Let me ask you, nowadays, does your love for food provide any sort of meditation quality for you? Like is there a recovery component involved when you're cooking or talking about food?

Andrew Zimmern:
Beyond—that's the understatement of the century. Working with food has become my yoga. When I took over a restaurant at seven months sober, I made sure I was the first one in the door. Every day. I butchered all the fish. I made the soup for the day and those were my yogas at the time. No one else was in the building at that point. It was a very, very calming, meditative way to start the day. And forget about the connection to food, the meditative aspect of working with food, just the act of cooking by yourself and the focus that's required on it. You can't think about your problems or your resentments or your angers and frustrations, your jealousies, your fears. The brain is incapable of thinking about those things while you're butchering a piece of fish, because the brain protects your hands from cutting themselves, right?

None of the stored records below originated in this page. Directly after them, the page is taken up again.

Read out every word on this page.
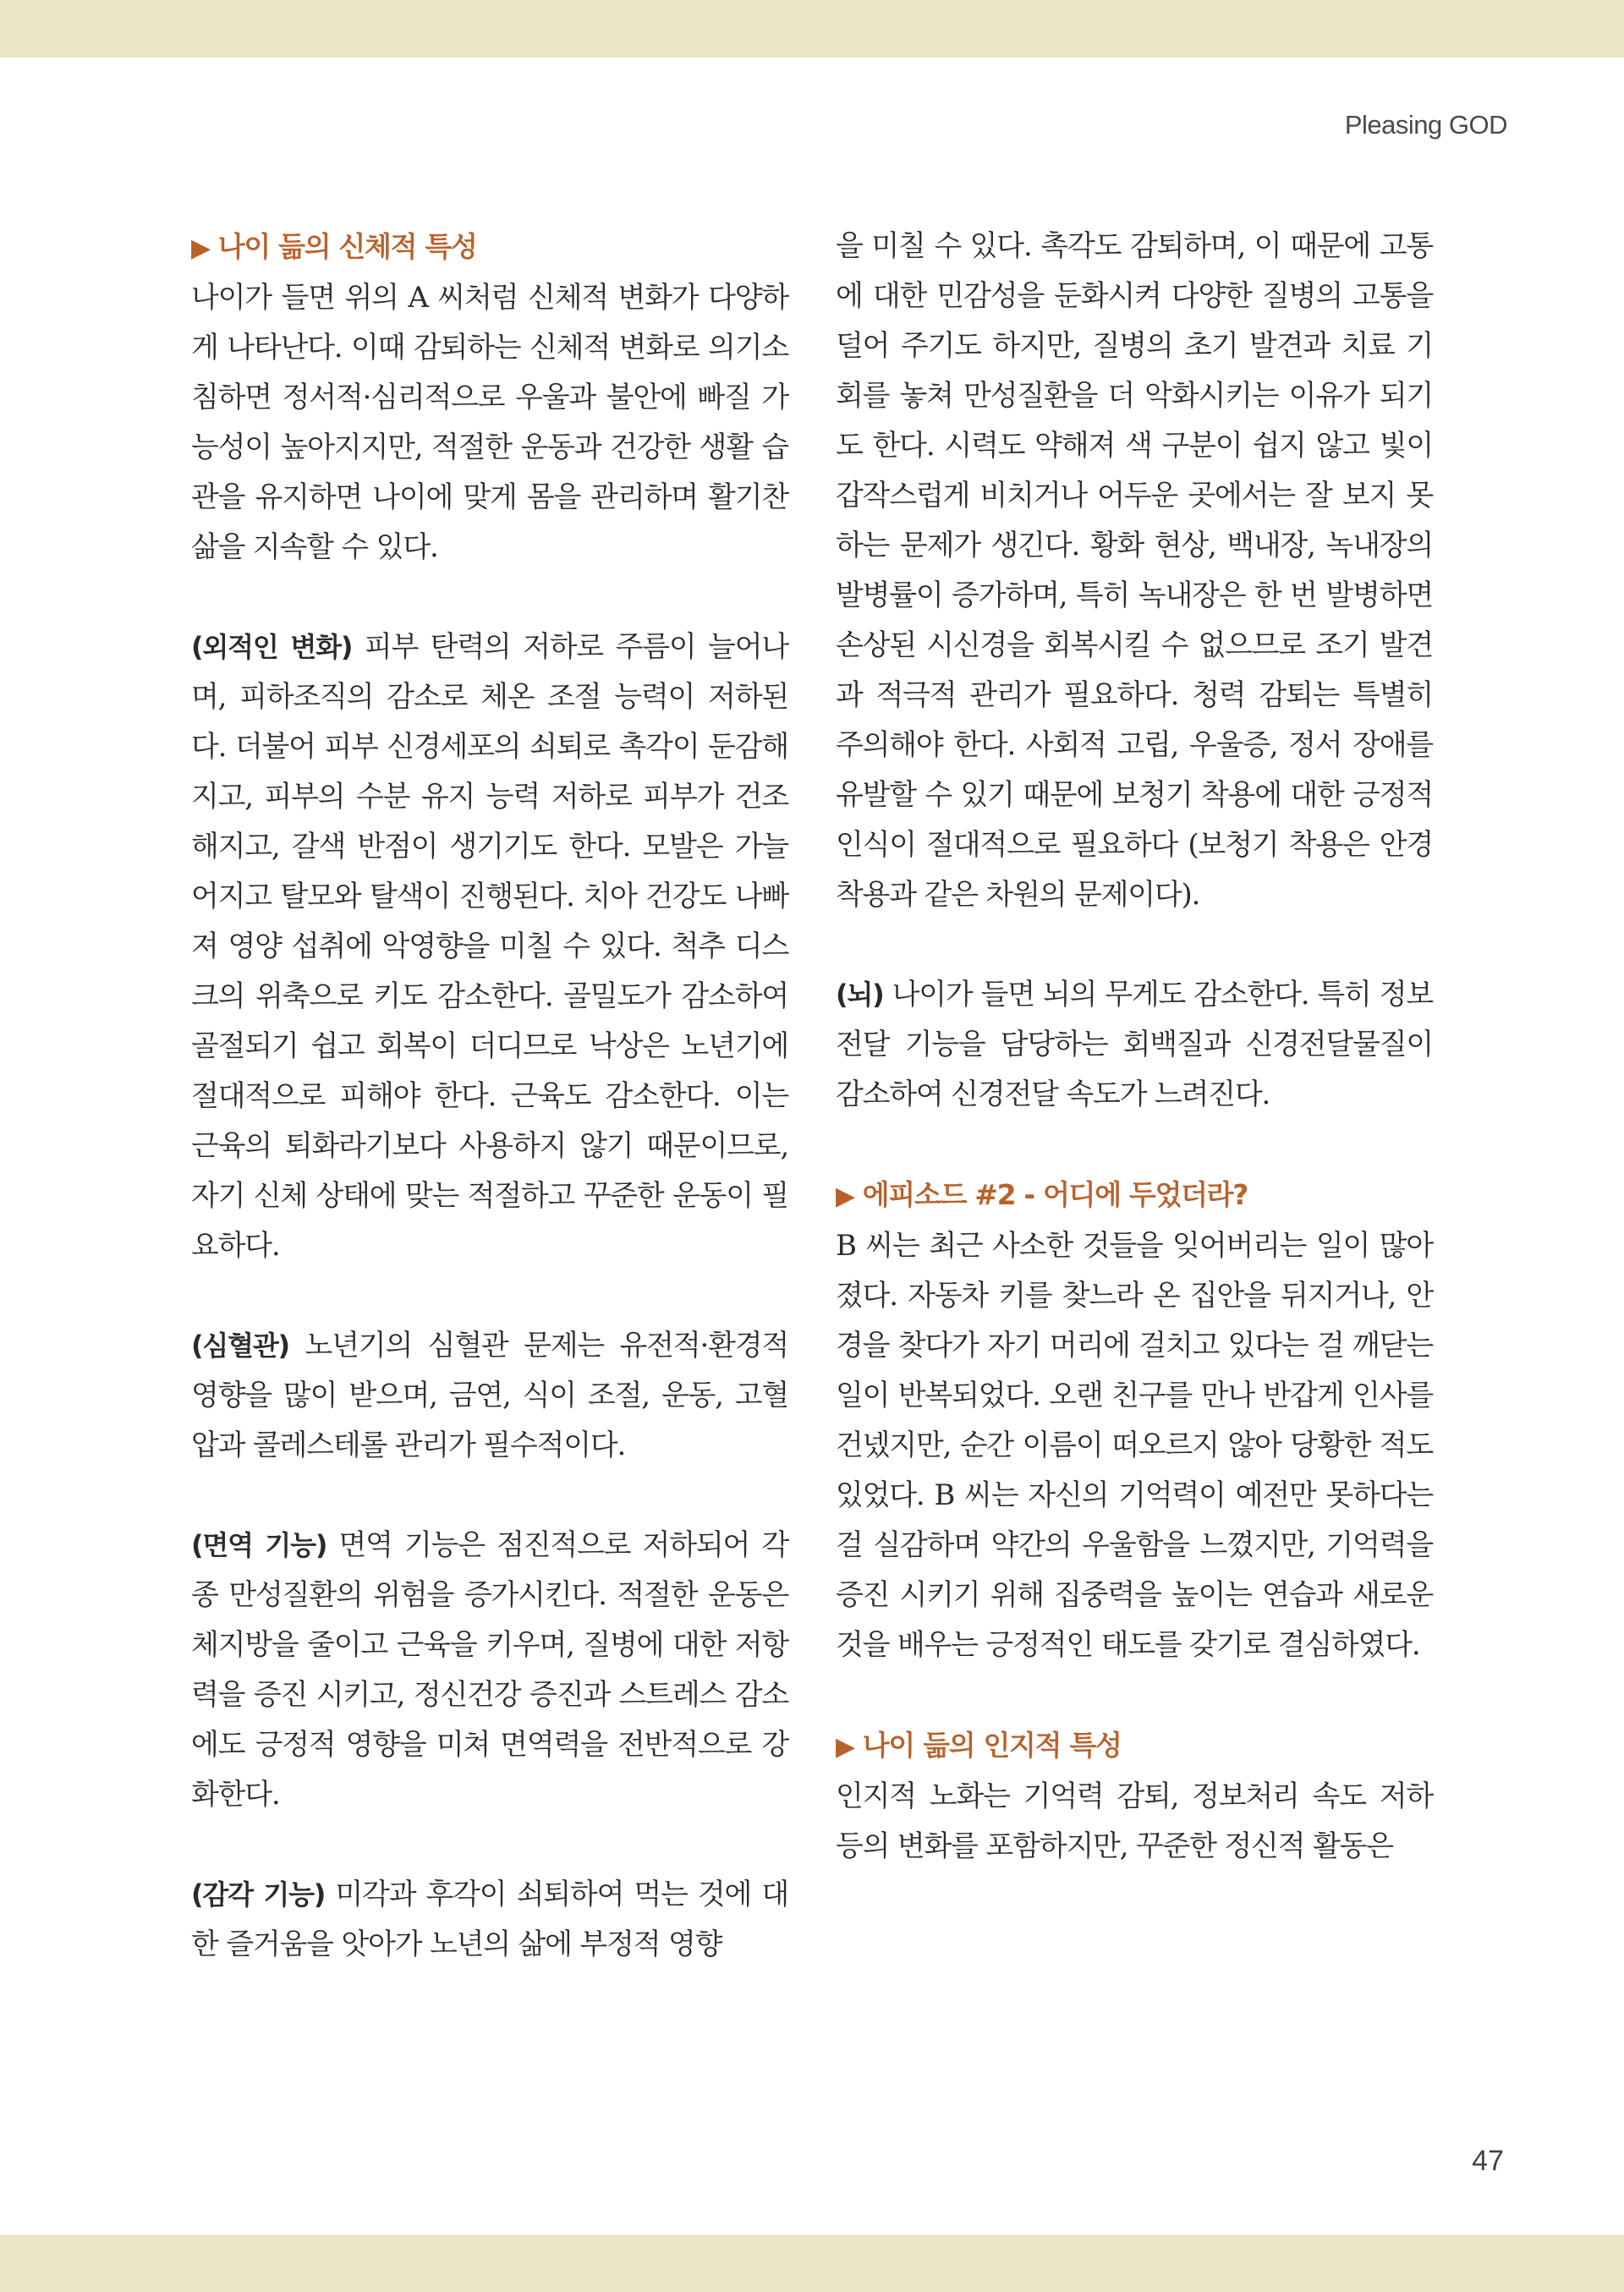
Pleasing GOD
▶ 나이 듦의 신체적 특성

나이가 들면 위의 A 씨처럼 신체적 변화가 다양하게 나타난다. 이때 감퇴하는 신체적 변화로 의기소침하면 정서적·심리적으로 우울과 불안에 빠질 가능성이 높아지지만, 적절한 운동과 건강한 생활 습관을 유지하면 나이에 맞게 몸을 관리하며 활기찬 삶을 지속할 수 있다.

(외적인 변화) 피부 탄력의 저하로 주름이 늘어나며, 피하조직의 감소로 체온 조절 능력이 저하된다. 더불어 피부 신경세포의 쇠퇴로 촉각이 둔감해지고, 피부의 수분 유지 능력 저하로 피부가 건조해지고, 갈색 반점이 생기기도 한다. 모발은 가늘어지고 탈모와 탈색이 진행된다. 치아 건강도 나빠져 영양 섭취에 악영향을 미칠 수 있다. 척추 디스크의 위축으로 키도 감소한다. 골밀도가 감소하여 골절되기 쉽고 회복이 더디므로 낙상은 노년기에 절대적으로 피해야 한다. 근육도 감소한다. 이는 근육의 퇴화라기보다 사용하지 않기 때문이므로, 자기 신체 상태에 맞는 적절하고 꾸준한 운동이 필요하다.

(심혈관) 노년기의 심혈관 문제는 유전적·환경적 영향을 많이 받으며, 금연, 식이 조절, 운동, 고혈압과 콜레스테롤 관리가 필수적이다.

(면역 기능) 면역 기능은 점진적으로 저하되어 각종 만성질환의 위험을 증가시킨다. 적절한 운동은 체지방을 줄이고 근육을 키우며, 질병에 대한 저항력을 증진 시키고, 정신건강 증진과 스트레스 감소에도 긍정적 영향을 미쳐 면역력을 전반적으로 강화한다.

(감각 기능) 미각과 후각이 쇠퇴하여 먹는 것에 대한 즐거움을 앗아가 노년의 삶에 부정적 영향

을 미칠 수 있다. 촉각도 감퇴하며, 이 때문에 고통에 대한 민감성을 둔화시켜 다양한 질병의 고통을 덜어 주기도 하지만, 질병의 초기 발견과 치료 기회를 놓쳐 만성질환을 더 악화시키는 이유가 되기도 한다. 시력도 약해져 색 구분이 쉽지 않고 빛이 갑작스럽게 비치거나 어두운 곳에서는 잘 보지 못하는 문제가 생긴다. 황화 현상, 백내장, 녹내장의 발병률이 증가하며, 특히 녹내장은 한 번 발병하면 손상된 시신경을 회복시킬 수 없으므로 조기 발견과 적극적 관리가 필요하다. 청력 감퇴는 특별히 주의해야 한다. 사회적 고립, 우울증, 정서 장애를 유발할 수 있기 때문에 보청기 착용에 대한 긍정적 인식이 절대적으로 필요하다 (보청기 착용은 안경 착용과 같은 차원의 문제이다).

(뇌) 나이가 들면 뇌의 무게도 감소한다. 특히 정보전달 기능을 담당하는 회백질과 신경전달물질이 감소하여 신경전달 속도가 느려진다.

▶ 에피소드 #2 - 어디에 두었더라?

B 씨는 최근 사소한 것들을 잊어버리는 일이 많아졌다. 자동차 키를 찾느라 온 집안을 뒤지거나, 안경을 찾다가 자기 머리에 걸치고 있다는 걸 깨닫는 일이 반복되었다. 오랜 친구를 만나 반갑게 인사를 건넸지만, 순간 이름이 떠오르지 않아 당황한 적도 있었다. B 씨는 자신의 기억력이 예전만 못하다는 걸 실감하며 약간의 우울함을 느꼈지만, 기억력을 증진 시키기 위해 집중력을 높이는 연습과 새로운 것을 배우는 긍정적인 태도를 갖기로 결심하였다.

▶ 나이 듦의 인지적 특성

인지적 노화는 기억력 감퇴, 정보처리 속도 저하 등의 변화를 포함하지만, 꾸준한 정신적 활동은

47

And even today, Sundays are my day to cook at home. My next anniversary is in January. So we're coming up on my 29th anniversary and I'm head, ass and overcoat into recovery in the sense that, you know, I'm very active in a 12-step group. I do a lot of service work. I continue to work and rework and work and rework my recovery. I go away every year for workshops in different places to keep building on my emotional recovery. So I'm very active and I still need to decompress every night by cooking something when I come home from work. I still need to devote time on the weekends just to kind of process out my week. And I mean, for me, I do it with food. Other people do it with sports or working out or art.

Vic Vela:
Well, I can relate to a lot of that. Yeah. I can relate to a lot of that because first of all, I throw the baseball around all the time. And then as a news anchor, I'm on the air first thing in the morning. And I'm trying to write copy five minutes before I go on the air. There ain't no time for the negative thoughts to go through.

Andrew Zimmern:
That's right.

But what I really have to offer these days is for anyone in longer-term recovery, you know, 10 years+, don't stop doing what you're doing. There are so many that step away from whatever their program is. And then they wonder why, 10 years later, they pick up a drink or a drug and they're right back where they started from. And I can tell you: stay close to recovery, put recovery first and foremost into your life on a daily basis.

Vic Vela:
After 22 seasons of eating bizarre foods, Andrew Zimmern continues to host shows about food and culture. He's now the host of "What's Eating America" on MSNBC, and he continues to be an active part of the Minneapolis recovery community.